For the income distribution:
First of all, even if the pie would be smaller, the system still would be efficient. Mankiw uses the word ‘efficiency’ incorrectly, mixing up growth with efficiency, and stirring up adverse feelings against income redistribution by using a wrong accusation.
Secondly, indeed, if all incomes were equalised - as even the communist parties of Russia or China didn’t and don’t succeed in doing - the pie could get noticeably smaller. However, for the practical measures we are talking about - in the 40% - 60% range for the marginal rate - the change might not be that relevant. There are not only disincentives for the rich, but also incentives for the poor to participate in society. There are so many other effects. Alleviating poverty, by getting people into jobs, could reduce the crime problem. Or, a rich person may decide to work less and spend more time on a hobby or with the kids - and might find out that he or she is actually better off. The prime comment, and the prime economic observation, is that the pie itself is relevant, but the social utility derived from it is even more relevant. If a democratic, Madisonian, society decides to redistribute income, that itself is evidence and proof that it moves to a superior welfare position.
It is true that a rich person may earn $100,000 per annum and can be outraged by a 40% or 50% tax on it, claiming that society steals it. Strangely, while governments spend so much energy in monitoring the poor, they are quite reluctant to calculate the benefits going to the wealthy. The value of industries depends upon government regulations. The value of city property is also caused by public investments. What we earn now, depends so much on what our ancestors have been doing. It is truly difficult to determine what our own personal contribution is. The $100,000 earned are only the proceeds from a market situation - but the market is an amoral beast, and not a god of justice that allocates what people ‘deserve’. And thus, having such a marginal tax rate could well be one of the necessary ‘rules of the game’ to create a both prosperous and civilised society.
Mankiw shows an awareness of this on some pages, but not integrally so.
On the subject of designing an incentive compatible tax system, he states: “Thus, policy makers face a tradeoff between burdening the poor with high effective marginal tax rates and burdening the taxpayers with costly programs to reduce poverty.” (p440).

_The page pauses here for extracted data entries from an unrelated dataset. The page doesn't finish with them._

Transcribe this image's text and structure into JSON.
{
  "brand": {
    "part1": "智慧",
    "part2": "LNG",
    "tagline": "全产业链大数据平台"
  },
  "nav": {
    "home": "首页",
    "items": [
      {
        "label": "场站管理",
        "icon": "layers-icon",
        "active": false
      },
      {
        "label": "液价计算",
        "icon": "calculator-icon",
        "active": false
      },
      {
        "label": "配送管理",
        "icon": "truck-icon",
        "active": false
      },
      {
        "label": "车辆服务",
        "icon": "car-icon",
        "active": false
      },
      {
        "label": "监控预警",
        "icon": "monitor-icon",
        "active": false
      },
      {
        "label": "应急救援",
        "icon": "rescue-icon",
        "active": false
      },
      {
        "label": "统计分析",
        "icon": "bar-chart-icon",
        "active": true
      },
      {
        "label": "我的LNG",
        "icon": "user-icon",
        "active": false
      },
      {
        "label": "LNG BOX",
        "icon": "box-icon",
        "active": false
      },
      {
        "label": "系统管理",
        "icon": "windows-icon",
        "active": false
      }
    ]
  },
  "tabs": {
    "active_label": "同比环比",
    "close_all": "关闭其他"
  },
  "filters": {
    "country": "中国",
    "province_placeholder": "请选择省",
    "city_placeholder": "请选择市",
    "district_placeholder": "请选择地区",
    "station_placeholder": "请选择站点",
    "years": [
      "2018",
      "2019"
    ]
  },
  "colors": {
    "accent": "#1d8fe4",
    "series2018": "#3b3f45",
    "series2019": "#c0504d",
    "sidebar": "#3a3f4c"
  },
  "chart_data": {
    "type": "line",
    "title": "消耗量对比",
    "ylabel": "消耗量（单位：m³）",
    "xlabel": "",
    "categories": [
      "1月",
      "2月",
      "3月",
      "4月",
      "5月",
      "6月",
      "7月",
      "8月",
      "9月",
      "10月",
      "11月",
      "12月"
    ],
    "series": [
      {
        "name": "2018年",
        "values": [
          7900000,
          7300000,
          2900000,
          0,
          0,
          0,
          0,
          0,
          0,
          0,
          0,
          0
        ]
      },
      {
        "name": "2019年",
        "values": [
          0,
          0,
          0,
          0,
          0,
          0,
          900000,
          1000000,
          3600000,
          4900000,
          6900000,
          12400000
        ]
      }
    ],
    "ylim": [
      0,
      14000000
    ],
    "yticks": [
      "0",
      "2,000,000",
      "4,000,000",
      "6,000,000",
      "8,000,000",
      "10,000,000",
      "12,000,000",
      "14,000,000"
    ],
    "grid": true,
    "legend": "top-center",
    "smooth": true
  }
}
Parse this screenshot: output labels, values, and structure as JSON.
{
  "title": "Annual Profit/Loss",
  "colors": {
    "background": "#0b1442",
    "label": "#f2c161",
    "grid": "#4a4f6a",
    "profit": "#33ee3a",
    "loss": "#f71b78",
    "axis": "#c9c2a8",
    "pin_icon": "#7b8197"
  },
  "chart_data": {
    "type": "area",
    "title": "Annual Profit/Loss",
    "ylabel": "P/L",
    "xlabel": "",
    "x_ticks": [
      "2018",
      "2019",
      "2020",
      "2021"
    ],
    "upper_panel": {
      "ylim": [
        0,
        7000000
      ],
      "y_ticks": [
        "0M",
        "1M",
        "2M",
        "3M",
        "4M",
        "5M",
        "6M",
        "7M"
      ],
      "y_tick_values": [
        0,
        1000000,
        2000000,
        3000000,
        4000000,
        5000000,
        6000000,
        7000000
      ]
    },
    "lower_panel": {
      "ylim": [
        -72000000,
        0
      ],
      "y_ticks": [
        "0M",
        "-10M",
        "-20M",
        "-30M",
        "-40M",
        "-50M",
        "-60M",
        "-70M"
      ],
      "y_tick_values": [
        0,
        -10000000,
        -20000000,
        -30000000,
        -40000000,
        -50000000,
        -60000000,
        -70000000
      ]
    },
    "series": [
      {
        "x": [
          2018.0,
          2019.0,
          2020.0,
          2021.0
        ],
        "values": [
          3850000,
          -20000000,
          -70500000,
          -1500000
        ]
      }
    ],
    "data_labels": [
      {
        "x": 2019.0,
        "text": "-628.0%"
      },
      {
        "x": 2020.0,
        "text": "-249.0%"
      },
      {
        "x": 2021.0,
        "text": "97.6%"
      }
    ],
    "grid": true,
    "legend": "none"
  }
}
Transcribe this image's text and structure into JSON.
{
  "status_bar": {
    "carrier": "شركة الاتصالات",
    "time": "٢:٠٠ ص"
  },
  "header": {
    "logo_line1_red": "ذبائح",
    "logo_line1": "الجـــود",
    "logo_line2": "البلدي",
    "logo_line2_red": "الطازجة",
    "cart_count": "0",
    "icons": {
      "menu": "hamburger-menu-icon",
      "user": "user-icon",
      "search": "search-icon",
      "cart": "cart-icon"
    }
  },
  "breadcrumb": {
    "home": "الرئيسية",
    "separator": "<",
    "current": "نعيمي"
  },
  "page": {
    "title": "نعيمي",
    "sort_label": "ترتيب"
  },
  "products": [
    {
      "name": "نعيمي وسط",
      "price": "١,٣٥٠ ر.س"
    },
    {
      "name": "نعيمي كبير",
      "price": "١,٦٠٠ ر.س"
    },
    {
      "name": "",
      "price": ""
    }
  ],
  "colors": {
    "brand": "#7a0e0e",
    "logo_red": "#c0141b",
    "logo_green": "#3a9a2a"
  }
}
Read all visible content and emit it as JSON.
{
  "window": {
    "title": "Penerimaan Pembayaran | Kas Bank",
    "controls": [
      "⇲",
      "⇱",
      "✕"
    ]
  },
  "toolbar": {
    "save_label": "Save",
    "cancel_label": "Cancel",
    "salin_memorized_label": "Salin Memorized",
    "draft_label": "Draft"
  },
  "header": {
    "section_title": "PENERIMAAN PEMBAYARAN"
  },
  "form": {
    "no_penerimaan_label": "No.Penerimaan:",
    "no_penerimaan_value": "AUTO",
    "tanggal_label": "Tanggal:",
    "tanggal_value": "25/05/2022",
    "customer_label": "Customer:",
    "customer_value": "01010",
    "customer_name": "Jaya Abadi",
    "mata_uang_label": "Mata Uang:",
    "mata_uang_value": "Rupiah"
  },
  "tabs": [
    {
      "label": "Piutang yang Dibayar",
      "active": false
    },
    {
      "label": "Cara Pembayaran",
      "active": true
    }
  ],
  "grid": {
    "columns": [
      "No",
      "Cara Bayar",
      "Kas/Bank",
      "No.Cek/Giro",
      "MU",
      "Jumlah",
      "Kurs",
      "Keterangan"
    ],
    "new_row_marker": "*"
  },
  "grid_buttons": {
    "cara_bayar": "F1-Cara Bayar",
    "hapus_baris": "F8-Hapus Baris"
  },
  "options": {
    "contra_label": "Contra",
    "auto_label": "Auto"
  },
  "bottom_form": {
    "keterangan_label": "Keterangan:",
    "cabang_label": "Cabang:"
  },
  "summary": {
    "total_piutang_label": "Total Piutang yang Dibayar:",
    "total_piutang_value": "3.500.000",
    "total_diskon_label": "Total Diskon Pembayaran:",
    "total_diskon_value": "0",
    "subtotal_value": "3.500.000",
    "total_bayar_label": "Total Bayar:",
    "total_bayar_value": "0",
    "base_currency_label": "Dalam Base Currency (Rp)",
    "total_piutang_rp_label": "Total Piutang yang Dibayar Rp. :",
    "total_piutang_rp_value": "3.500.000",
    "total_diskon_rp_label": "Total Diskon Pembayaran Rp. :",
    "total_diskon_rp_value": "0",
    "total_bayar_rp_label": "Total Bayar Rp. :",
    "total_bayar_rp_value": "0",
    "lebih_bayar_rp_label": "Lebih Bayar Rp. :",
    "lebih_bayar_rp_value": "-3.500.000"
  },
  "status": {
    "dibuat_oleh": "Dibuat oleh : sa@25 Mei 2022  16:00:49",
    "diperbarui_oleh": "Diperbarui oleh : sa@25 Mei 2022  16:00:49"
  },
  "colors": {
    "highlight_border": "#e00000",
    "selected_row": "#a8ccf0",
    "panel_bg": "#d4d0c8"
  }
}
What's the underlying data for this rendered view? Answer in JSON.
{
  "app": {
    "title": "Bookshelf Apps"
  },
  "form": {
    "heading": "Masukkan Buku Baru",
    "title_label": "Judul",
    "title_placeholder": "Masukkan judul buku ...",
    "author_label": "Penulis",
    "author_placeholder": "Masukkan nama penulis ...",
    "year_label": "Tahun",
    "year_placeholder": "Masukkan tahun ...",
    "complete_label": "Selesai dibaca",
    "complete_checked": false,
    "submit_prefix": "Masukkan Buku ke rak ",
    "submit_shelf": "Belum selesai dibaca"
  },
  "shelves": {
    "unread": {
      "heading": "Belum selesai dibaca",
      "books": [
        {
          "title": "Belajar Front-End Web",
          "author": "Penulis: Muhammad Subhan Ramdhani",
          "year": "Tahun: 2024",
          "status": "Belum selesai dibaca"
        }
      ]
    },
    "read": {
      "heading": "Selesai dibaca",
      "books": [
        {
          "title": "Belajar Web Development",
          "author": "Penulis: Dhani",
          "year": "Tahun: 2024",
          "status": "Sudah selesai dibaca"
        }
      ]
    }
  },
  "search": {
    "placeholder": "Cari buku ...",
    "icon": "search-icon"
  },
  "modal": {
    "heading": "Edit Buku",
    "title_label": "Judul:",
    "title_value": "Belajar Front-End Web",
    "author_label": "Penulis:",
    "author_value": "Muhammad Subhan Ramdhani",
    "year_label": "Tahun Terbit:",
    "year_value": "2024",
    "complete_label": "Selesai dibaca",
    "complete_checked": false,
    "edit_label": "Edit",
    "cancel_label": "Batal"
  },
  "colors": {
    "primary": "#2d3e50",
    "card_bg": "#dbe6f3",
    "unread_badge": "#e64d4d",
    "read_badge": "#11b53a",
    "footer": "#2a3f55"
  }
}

Well, indeed, this is the current view among economists - that this current book shows to be wrong.
Mankiw’s discussion on GDP seems rather balanced. Yet, for all his caution, he still seems to favour GDP as the “the single best measure for welfare”, or “a good measure of welfare for most - but not all - purposes” (p490). I think that the latter still is unwarranted, and I’d rather would favour the conclusion: GDP is a crude measure for income - and I would keep some distance from welfare implications.